It’s ok, I know it’s a cliche. It is so real and entirely true. Just because you can do something, truly doesn’t mean you should. I don’t know if this saying doesn’t apply to anything in life. I have many more thoughts on this, but first, business.
Today I did not get up early to walk before work. Royally pissed me off, but I’m blaming the rain. Rain is a drug that is designed to keep one in bed. It’s euphoric. I overslept and ran downstairs to start the work day, which added to the pissed offness. This then led me to squeeze in a walk between calls and I’m so glad I did. I did my 2 miles before 12PM and I did it by myself with no music or anything. Lost in my thoughts…
I then made a phone call and the day just went downward in a spiral. I was told, “I’m worried about you.” Those words aren’t bad, they are loving (especially because of who said them I know loves me and I love him).
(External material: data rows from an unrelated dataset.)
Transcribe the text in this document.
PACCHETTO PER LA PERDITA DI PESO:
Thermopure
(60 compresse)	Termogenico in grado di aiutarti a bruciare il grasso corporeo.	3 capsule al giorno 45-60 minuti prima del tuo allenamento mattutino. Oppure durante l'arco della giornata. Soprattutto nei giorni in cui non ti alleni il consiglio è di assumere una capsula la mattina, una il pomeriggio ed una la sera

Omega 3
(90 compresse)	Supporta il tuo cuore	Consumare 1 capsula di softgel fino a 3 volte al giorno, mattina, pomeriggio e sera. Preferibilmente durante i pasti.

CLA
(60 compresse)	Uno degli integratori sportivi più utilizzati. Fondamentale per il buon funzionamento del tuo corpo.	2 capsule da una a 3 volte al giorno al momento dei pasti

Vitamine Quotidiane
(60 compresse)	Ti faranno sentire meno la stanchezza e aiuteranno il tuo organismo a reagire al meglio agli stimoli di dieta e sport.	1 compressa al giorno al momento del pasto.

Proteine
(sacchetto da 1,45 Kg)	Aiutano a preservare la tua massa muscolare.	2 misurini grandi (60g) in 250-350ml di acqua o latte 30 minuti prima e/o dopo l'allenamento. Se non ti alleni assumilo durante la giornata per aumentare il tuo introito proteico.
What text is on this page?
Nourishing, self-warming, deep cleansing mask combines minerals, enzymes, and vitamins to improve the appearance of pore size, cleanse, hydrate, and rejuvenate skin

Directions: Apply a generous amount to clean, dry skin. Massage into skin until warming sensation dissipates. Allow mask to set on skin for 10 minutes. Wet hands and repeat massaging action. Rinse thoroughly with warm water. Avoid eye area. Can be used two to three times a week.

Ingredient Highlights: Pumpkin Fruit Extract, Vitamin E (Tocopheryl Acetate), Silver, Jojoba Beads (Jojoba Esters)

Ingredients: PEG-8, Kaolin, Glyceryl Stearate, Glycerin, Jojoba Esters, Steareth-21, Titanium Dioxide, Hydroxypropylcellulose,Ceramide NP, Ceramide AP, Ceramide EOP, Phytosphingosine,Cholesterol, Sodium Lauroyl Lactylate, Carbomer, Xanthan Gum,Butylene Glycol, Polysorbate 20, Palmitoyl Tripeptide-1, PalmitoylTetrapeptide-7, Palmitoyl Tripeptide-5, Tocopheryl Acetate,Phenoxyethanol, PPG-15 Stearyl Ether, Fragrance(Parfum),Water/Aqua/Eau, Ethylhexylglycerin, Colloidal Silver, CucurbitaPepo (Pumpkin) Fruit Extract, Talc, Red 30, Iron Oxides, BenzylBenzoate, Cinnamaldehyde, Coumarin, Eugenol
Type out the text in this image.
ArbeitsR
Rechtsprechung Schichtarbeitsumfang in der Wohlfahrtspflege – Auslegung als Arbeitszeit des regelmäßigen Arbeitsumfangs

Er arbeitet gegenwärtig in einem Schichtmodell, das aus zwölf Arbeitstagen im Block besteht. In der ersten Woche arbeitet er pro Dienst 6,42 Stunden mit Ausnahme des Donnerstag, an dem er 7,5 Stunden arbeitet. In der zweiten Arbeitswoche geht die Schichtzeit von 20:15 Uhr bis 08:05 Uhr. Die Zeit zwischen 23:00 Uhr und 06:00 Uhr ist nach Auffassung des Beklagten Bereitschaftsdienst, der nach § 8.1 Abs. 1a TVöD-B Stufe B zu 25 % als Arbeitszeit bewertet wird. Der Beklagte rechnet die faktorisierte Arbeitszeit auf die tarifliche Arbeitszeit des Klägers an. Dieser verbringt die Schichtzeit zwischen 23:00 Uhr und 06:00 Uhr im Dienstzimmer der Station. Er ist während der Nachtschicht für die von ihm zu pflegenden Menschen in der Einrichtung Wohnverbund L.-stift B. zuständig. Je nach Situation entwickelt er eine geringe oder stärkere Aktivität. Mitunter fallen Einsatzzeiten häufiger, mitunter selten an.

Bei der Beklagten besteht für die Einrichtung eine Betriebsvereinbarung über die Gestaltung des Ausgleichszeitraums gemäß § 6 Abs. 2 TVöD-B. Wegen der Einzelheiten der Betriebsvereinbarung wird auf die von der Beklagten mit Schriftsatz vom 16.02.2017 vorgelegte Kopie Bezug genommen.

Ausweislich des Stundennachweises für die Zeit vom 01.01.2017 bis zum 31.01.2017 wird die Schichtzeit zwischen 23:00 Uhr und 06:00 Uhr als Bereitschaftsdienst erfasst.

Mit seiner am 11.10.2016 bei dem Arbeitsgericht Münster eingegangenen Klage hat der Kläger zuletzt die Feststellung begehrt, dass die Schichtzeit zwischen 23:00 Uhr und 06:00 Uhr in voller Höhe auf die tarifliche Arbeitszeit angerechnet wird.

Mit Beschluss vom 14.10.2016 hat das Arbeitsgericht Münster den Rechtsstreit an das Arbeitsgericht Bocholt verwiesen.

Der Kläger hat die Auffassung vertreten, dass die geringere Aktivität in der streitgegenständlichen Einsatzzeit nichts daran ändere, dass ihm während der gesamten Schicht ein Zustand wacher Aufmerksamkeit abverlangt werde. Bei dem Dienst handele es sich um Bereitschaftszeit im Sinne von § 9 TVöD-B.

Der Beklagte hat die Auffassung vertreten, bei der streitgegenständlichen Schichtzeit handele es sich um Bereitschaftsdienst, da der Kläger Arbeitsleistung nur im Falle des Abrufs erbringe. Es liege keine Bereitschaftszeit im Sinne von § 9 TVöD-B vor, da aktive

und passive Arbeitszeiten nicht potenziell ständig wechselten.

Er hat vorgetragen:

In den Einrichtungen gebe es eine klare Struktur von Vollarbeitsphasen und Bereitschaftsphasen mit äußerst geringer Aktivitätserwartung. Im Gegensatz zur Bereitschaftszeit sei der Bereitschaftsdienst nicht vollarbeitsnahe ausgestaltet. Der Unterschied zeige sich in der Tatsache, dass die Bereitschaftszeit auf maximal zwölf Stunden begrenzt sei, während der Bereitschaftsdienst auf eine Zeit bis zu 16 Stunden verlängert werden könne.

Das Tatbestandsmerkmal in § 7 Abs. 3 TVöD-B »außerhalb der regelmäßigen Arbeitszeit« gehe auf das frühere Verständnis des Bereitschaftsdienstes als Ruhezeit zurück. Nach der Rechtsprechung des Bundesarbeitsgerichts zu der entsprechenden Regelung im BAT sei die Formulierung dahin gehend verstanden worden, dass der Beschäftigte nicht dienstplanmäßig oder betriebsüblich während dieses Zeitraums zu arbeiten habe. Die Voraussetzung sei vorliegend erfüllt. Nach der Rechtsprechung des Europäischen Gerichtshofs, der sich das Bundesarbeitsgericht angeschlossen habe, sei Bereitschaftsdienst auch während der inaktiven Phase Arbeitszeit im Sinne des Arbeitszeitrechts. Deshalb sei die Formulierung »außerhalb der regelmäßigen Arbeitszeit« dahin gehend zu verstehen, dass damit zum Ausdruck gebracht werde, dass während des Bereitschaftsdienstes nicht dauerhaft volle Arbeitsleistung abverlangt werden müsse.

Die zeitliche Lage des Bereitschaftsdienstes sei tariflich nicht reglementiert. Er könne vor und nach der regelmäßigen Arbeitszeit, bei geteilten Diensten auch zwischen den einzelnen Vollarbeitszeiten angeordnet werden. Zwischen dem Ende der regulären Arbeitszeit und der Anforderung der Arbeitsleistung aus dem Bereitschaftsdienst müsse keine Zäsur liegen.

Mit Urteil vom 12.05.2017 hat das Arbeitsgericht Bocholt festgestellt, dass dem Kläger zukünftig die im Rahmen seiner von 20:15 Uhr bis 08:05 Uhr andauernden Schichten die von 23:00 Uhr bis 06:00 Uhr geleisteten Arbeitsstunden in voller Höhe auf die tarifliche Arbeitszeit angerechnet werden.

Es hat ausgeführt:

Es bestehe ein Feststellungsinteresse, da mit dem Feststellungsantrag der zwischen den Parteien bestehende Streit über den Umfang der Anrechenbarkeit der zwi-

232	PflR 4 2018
It was what followed after that got my brain working overtime. Why are you worried about me? There wasn’t anything said to trigger the “I’m worried about you.” I WANTED and CRAVED the words that didn’t come. Weird right? I wanted to talk about what was really causing me to not be ok. I want that. I need that. I WANT them to WANT it.
I’m not intending to talk in riddles. I’m just getting out what’s in my head. Everyone deals with grief differently, I’ve said this, I know this. However, that doesn’t stop me from wanting others to deal with grief WITH me and try to face it WITH me. Make sense? I can’t force anyone to deal with it with me. I am doing it with my sister and let me tell you, it’s helping. But I want more. It isn’t my right to ask for more. I wanted to hear, “Hey, I heard through the grapevine that you aren’t dealing with Mom dying and I’m worried about you. Are you OK? Want to talk?”
The other part of this is I have suspicions on why they are worried about me and it hurts that I think these suspicions. NO, this is not anxiety showing it’s ugly head. This is history showing itself, yet again. I wish that the source that caused this worry would come to me. Ask me if I’m ok. Care enough to ask me. Because I do love you and I welcome you reaching out to me.
Don’t worry, I will be ok with this. Writing it down, really does help. It gets it out in a way that helps me process. I’ve been processing this all fucking day in my head and I’ve finally been able to pinpoint exactly what is bothering me. Took awhile and I had to analyze all the angles. But I did it.
I also made a decision about medication. Long story short, I am looking for a therapist and as part of my 2nd work gig (more on that in a few weeks), I was hooked up with Talkiatry. I had an appointment with a therapist and within 30 minutes, she prescribed an SSRI. The appointment was on 6/12 and I haven’t filled the prescription, until today. I’ve been back and forth on this and after the spiral of today, I went to the pharmacy and got it filled. I’ve been reading the side effects and NOT over reading or over thinking them all night. I’ve decided that I’m not ready to take this yet. Key word, yet. Emotional outbursts about Mom are hard, I have an emotional hangover after they happen. I do feel that because of these, I could benefit from the medication. But SHOULD I? Should I? I can, I got the pills. The side effects aren’t crazy, and only 1 in 100 get them. My body doesn’t like foreign shit going through it, will drugs going through my brain be any different? Right now, my answer is no, because I’m not quite comfortable with this.